KWP2000/UDS devices are essential tools for anyone who wants to tinker with a vehicle’s onboard computer system. Whether you’ll use yours for chip tuning a hobby-racing vehicle or you need to equip your auto-shop business with better on-board vehicle diagnostics (OBD) programming tools.
KWP2000 actually stands for Keyword Protocol 2000, which is the name of a set of communications codes employed by vehicle computers and systems that meet the OBDII regulatory standard. Diagnostic scanners and programmers that use KWP2000 code transfer data to your vehicle’s electronic control unit, or ECU. Unified Diagnostic Services (UDS) is a diagnostic communication protocol as well, which is specified in the ISO 14229-1. It is derived from ISO 14230-3 (KWP2000) and ISO 15765-3 (Diagnostic Communication over Controller Area Network (DoCAN)).
What are the difference between KWP2000 & UDS?
- Event triggering and periodic transmission are applicable only in UDS.
- Positive response supression for tester present is not present in KWP2000.

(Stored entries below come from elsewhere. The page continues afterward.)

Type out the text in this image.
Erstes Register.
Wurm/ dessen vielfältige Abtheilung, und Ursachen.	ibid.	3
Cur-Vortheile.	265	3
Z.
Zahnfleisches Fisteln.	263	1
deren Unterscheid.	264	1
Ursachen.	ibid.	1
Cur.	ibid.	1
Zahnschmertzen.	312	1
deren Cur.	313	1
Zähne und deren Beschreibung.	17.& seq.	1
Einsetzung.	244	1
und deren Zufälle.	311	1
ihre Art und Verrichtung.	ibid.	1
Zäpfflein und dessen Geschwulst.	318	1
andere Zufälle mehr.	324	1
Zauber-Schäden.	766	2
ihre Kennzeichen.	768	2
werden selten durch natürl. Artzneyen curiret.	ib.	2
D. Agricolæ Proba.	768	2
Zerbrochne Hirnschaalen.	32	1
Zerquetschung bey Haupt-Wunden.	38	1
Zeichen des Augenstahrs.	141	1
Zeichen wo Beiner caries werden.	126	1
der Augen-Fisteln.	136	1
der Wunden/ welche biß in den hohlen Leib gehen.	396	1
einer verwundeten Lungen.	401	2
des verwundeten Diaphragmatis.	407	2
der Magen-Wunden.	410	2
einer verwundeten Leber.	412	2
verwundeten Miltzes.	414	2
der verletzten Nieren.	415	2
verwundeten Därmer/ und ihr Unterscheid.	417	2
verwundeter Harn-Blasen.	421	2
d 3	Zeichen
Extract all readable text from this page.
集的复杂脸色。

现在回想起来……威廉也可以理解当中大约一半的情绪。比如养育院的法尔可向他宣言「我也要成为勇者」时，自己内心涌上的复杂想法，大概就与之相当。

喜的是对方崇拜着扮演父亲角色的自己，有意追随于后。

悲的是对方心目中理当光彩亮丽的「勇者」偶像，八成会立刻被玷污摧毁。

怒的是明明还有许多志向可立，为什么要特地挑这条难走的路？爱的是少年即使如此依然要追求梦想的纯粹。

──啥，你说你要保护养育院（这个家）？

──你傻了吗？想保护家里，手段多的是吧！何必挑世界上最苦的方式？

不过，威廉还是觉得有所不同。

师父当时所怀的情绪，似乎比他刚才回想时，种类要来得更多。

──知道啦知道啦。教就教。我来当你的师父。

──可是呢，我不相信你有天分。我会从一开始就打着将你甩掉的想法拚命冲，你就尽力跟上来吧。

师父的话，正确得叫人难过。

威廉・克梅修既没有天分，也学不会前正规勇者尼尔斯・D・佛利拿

- Transfer of measurement values, only two-byte identifers are available in UDS. In KWP2000 one byte record Local Identifer and Two Byte Common Identifer
- Error memory management.
Differences between KWP 2000 and UDS
The classic diagnostic communication with KWP protocols has favored a symmetrical number of requests and responses. In contrast, UDS provides event-driven and periodic services, for which the number of requests and responses can differ greatly. The KWP 2000 principles to transfer measurement values and to manage the ECU´s error memory were re-engineered for the UDS standard.